Bu kitabı kimler okumalı?
Blokzincir Teknolojisi ve NFT’ler, görece çok yakın bir geçmişte hayatımıza giren ama muazzam bir hızla gelişen bir teknolojiyi son derece anlaşılırı bir dille okura tanıtıyor. Bunu yaparken de bu teknolojinin yalnızca ekonomik boyutunu değil, aynı zamanda bireyle, çevreyle, sanatla, feminizmle ilişkisini de ele alıyor. Bu nedenle Blokzincir Teknolojisi ve NFT’ler ister konunun acemisi olun, ister bu teknolojiyi zaten kullanıyor olun, sizin için son derece yararlı bir kaynak.
Yazar hakkında
Dr. Çağla GÜL ŞENKARDEŞ Yıldız Teknik Üniversitesi’nde Makine Mühendisliği Lisans ve Yüksek Lisans eğitiminin ardından İstanbul Üniversitesi, Sabancı Üniversitesi ve Stockholm School of Economics eğitim kurumlarında işletme yüksek lisans eğitimi ve sosyal bilimler alanlarında eğitimler alan Gül Şenkardeş, iletişim üzerine doktora eğitimini Bilgi Üniversitesi’nde tamamlamıştır. 20 yılı aşkın profesyonel tecrübesi lojistik, otomotiv, medya, ve venture capital sektörlerinde dijital dönüşüm ve veri yönetimi çalışmaları üzerinedir. 2015 yılından bu yana akademik çalışmalar yapan ve halen İstanbul Bilgi Üniversitesi’nde Dr.

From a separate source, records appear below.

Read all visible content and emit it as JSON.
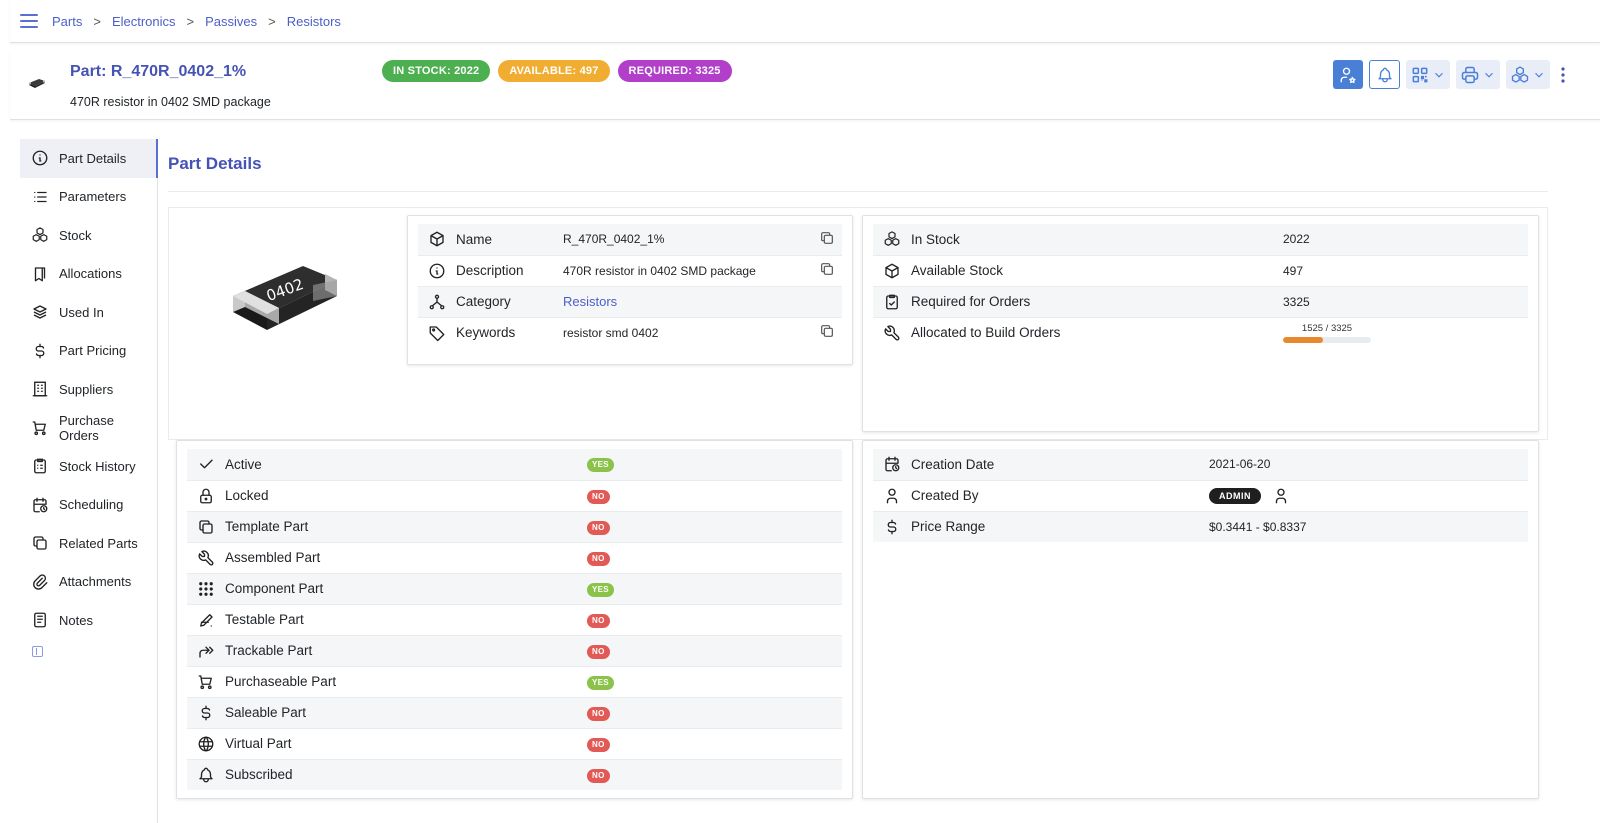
{
  "breadcrumb": [
    "Parts",
    "Electronics",
    "Passives",
    "Resistors"
  ],
  "breadcrumb_separator": ">",
  "header": {
    "title": "Part: R_470R_0402_1%",
    "subtitle": "470R resistor in 0402 SMD package",
    "badges": [
      {
        "label": "IN STOCK: 2022",
        "color": "#4caf50"
      },
      {
        "label": "AVAILABLE: 497",
        "color": "#f0ad31"
      },
      {
        "label": "REQUIRED: 3325",
        "color": "#b13fca"
      }
    ],
    "actions": [
      "user-star-icon",
      "bell-icon",
      "qr-code-icon",
      "printer-icon",
      "stock-icon",
      "kebab-icon"
    ]
  },
  "nav": [
    {
      "label": "Part Details",
      "icon": "info-icon",
      "active": true
    },
    {
      "label": "Parameters",
      "icon": "list-icon"
    },
    {
      "label": "Stock",
      "icon": "stock-icon"
    },
    {
      "label": "Allocations",
      "icon": "bookmark-icon"
    },
    {
      "label": "Used In",
      "icon": "layers-icon"
    },
    {
      "label": "Part Pricing",
      "icon": "dollar-icon"
    },
    {
      "label": "Suppliers",
      "icon": "building-icon"
    },
    {
      "label": "Purchase Orders",
      "icon": "cart-icon"
    },
    {
      "label": "Stock History",
      "icon": "clipboard-icon"
    },
    {
      "label": "Scheduling",
      "icon": "calendar-clock-icon"
    },
    {
      "label": "Related Parts",
      "icon": "copy-icon"
    },
    {
      "label": "Attachments",
      "icon": "paperclip-icon"
    },
    {
      "label": "Notes",
      "icon": "notes-icon"
    }
  ],
  "section_title": "Part Details",
  "image": {
    "label": "0402"
  },
  "info": [
    {
      "label": "Name",
      "value": "R_470R_0402_1%",
      "icon": "package-icon",
      "copy": true
    },
    {
      "label": "Description",
      "value": "470R resistor in 0402 SMD package",
      "icon": "info-icon",
      "copy": true
    },
    {
      "label": "Category",
      "value": "Resistors",
      "icon": "sitemap-icon",
      "link": true
    },
    {
      "label": "Keywords",
      "value": "resistor smd 0402",
      "icon": "tag-icon",
      "copy": true
    }
  ],
  "stock": [
    {
      "label": "In Stock",
      "value": "2022",
      "icon": "stock-icon"
    },
    {
      "label": "Available Stock",
      "value": "497",
      "icon": "package-icon"
    },
    {
      "label": "Required for Orders",
      "value": "3325",
      "icon": "clipboard-check-icon"
    },
    {
      "label": "Allocated to Build Orders",
      "progress_label": "1525 / 3325",
      "allocated": 1525,
      "required": 3325,
      "icon": "tool-icon"
    }
  ],
  "flags": [
    {
      "label": "Active",
      "value": "YES",
      "icon": "check-icon"
    },
    {
      "label": "Locked",
      "value": "NO",
      "icon": "lock-icon"
    },
    {
      "label": "Template Part",
      "value": "NO",
      "icon": "template-icon"
    },
    {
      "label": "Assembled Part",
      "value": "NO",
      "icon": "tool-icon"
    },
    {
      "label": "Component Part",
      "value": "YES",
      "icon": "grid-dots-icon"
    },
    {
      "label": "Testable Part",
      "value": "NO",
      "icon": "test-icon"
    },
    {
      "label": "Trackable Part",
      "value": "NO",
      "icon": "route-icon"
    },
    {
      "label": "Purchaseable Part",
      "value": "YES",
      "icon": "cart-icon"
    },
    {
      "label": "Saleable Part",
      "value": "NO",
      "icon": "dollar-icon"
    },
    {
      "label": "Virtual Part",
      "value": "NO",
      "icon": "world-icon"
    },
    {
      "label": "Subscribed",
      "value": "NO",
      "icon": "bell-icon"
    }
  ],
  "meta": [
    {
      "label": "Creation Date",
      "value": "2021-06-20",
      "icon": "calendar-clock-icon"
    },
    {
      "label": "Created By",
      "value": "ADMIN",
      "icon": "user-icon",
      "pill": true
    },
    {
      "label": "Price Range",
      "value": "$0.3441 - $0.8337",
      "icon": "dollar-icon"
    }
  ],
  "colors": {
    "accent": "#4553b5",
    "link": "#4c5fc8",
    "yes": "#8bc34a",
    "no": "#e15a55",
    "progress": "#e8892f"
  }
}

Öğretim Görevlisi olarak görev yapmakta olan Gül Şenkardeş, Durugörü Danışmanlık şirketinin kurucusu, İstanbul Blockchain Women Derneği’nin kurucu Yönetim Kurulu Üyesi, Yeniden Biz Derneği’nin Yönetim Kurulu Üyesi, Tomorrow Danışma Kurulu Üyesi ve Blockchain Türkiye Platformu Danışma Kurulu Üyesidir. Yayınlanmış bilimsel araştırma makaleleri ve kitapları bulunan Gül Şenkardeş 2022 yılında Uluslararası Dünya Kadın Kongresinde literatüre yeni bir feminizm teorisi olan Kriptofeminizm’i kazandırmıştır.